Avaliação do Enamed 2025: Desempenho dos Cursos de Medicina

O Exame Nacional de Avaliação da Formação Médica (Enamed) 2025, o novo critério de avaliação do Ministério da Educação (MEC), revelou que aproximadamente 30% dos cursos de Medicina no Brasil tiveram um desempenho considerado abaixo do esperado. Dos 350 cursos avaliados em todo o país, 107 ficaram com notas 1 e 2, as mais baixas na escala de avaliação.

Essa performance insatisfatória terá consequências diretas para as instituições. As faculdades que apresentaram as menores notas enfrentarão sanções severas, incluindo a suspensão de novos vestibulares e restrições no acesso a programas de financiamento estudantil. Essas medidas entrarão em vigor a partir de 2026, impactando diretamente a oferta de vagas e o acesso ao ensino.

Por outro lado, o levantamento também destacou os exemplos de excelência. Apenas 30 faculdades em todo o país conseguiram alcançar a nota máxima, o conceito 5, demonstrando um alto padrão de qualidade na formação de seus alunos. Este contraste ressalta a disparidade existente na oferta educacional médica no Brasil.

Enamed: O Novo Padrão de Qualidade na Formação Médica

O Enamed representa uma mudança significativa na forma como a qualidade da formação médica é aferida no Brasil. Ele foi oficializado para substituir o Exame Nacional de Desempenho dos Estudantes (Enade) especificamente para os cursos de Medicina, após intensos debates e divergências entre conselhos profissionais e representantes de instituições privadas de ensino superior.

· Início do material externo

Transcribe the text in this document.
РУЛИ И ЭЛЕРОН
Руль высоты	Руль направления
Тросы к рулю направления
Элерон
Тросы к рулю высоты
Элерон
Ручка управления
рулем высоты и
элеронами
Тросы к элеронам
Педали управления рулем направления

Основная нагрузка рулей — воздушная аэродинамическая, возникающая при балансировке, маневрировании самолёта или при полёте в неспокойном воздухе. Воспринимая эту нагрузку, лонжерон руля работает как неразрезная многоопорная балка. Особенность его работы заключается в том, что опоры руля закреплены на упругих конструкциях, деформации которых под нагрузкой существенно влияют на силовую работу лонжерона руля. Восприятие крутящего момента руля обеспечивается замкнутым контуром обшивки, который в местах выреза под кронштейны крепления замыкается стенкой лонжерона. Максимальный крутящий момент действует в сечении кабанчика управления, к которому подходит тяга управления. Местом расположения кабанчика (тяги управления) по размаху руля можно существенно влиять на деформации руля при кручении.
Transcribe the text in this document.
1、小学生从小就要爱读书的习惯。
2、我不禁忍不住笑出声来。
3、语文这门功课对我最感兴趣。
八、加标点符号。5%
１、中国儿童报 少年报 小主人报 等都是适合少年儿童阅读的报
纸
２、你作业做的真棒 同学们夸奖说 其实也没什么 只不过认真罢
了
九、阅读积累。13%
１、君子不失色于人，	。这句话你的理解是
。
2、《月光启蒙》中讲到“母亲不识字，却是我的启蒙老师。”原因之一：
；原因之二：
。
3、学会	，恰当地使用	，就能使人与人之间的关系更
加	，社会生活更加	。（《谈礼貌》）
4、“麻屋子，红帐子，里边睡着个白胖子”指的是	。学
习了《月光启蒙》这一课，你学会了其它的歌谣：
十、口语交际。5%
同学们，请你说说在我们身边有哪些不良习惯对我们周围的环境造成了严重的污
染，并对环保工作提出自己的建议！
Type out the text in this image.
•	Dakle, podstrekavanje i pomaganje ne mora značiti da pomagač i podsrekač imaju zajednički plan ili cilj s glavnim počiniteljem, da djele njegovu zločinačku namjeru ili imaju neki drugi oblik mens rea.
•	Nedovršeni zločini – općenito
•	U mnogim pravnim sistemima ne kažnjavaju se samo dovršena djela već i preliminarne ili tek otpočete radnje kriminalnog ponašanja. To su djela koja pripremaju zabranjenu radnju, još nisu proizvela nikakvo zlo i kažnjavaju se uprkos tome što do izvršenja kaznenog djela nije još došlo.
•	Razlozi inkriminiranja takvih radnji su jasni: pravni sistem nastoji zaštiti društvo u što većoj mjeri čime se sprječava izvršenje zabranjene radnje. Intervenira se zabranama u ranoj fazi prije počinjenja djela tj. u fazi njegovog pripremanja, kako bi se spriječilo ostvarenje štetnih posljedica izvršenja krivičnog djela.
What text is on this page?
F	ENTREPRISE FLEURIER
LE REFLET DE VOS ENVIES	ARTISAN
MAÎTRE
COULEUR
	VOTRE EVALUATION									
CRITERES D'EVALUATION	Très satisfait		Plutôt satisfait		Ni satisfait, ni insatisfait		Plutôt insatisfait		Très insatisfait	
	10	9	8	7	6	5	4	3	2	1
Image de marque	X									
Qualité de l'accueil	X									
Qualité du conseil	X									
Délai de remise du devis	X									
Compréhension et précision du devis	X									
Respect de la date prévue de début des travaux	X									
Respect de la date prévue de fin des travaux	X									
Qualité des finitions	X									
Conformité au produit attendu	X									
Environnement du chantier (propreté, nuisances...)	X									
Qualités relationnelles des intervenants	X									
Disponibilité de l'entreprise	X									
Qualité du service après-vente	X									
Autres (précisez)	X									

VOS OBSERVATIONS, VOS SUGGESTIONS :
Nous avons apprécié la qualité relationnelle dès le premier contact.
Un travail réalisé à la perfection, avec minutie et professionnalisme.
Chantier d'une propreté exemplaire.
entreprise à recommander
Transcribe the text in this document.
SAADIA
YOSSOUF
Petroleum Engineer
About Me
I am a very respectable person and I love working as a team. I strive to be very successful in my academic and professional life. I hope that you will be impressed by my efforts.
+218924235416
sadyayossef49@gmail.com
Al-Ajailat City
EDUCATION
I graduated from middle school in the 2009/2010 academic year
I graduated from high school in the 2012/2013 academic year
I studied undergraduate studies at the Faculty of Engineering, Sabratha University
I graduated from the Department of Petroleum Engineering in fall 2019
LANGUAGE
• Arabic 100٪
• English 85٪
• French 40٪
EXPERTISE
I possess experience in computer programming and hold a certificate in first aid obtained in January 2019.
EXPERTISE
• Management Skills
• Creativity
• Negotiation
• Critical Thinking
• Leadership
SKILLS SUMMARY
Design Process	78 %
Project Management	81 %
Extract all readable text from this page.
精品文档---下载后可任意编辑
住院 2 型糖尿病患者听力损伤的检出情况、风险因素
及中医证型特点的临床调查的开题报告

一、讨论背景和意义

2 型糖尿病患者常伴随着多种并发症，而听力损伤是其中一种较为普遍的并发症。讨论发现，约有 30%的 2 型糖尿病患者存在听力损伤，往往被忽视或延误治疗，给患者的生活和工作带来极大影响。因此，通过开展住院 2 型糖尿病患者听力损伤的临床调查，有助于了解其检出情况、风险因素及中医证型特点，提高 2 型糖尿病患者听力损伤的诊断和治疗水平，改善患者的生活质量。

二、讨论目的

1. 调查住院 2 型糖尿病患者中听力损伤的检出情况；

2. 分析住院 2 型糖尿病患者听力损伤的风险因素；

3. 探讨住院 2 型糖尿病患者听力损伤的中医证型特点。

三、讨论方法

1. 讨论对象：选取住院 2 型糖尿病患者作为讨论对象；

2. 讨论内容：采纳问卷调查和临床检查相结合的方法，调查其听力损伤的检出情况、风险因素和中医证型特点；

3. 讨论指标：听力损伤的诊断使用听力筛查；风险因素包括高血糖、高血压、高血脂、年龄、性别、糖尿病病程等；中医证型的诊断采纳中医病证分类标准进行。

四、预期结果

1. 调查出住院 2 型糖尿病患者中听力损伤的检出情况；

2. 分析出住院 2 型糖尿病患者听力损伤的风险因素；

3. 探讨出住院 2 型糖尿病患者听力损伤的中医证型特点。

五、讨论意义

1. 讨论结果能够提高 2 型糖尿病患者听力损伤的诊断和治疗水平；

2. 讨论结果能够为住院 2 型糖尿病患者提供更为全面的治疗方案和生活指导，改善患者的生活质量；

A prova será aplicada anualmente pelo Instituto Nacional de Estudos e Pesquisas Educacionais Anísio Teixeira (Inep). Seu objetivo é avaliar os estudantes com base nas Diretrizes Curriculares Nacionais e nas competências profissionais essenciais esperadas de futuros médicos, garantindo que os novos profissionais estejam aptos para os desafios da área da saúde.

Nesta primeira edição do exame, dados preliminares do MEC indicam uma ampla participação. Mais de 96 mil estudantes foram avaliados, incluindo tanto concluintes quanto profissionais já formados que buscam usar o resultado para seleção em programas de residência médica, ampliando o impacto da avaliação para diversas etapas da carreira médica.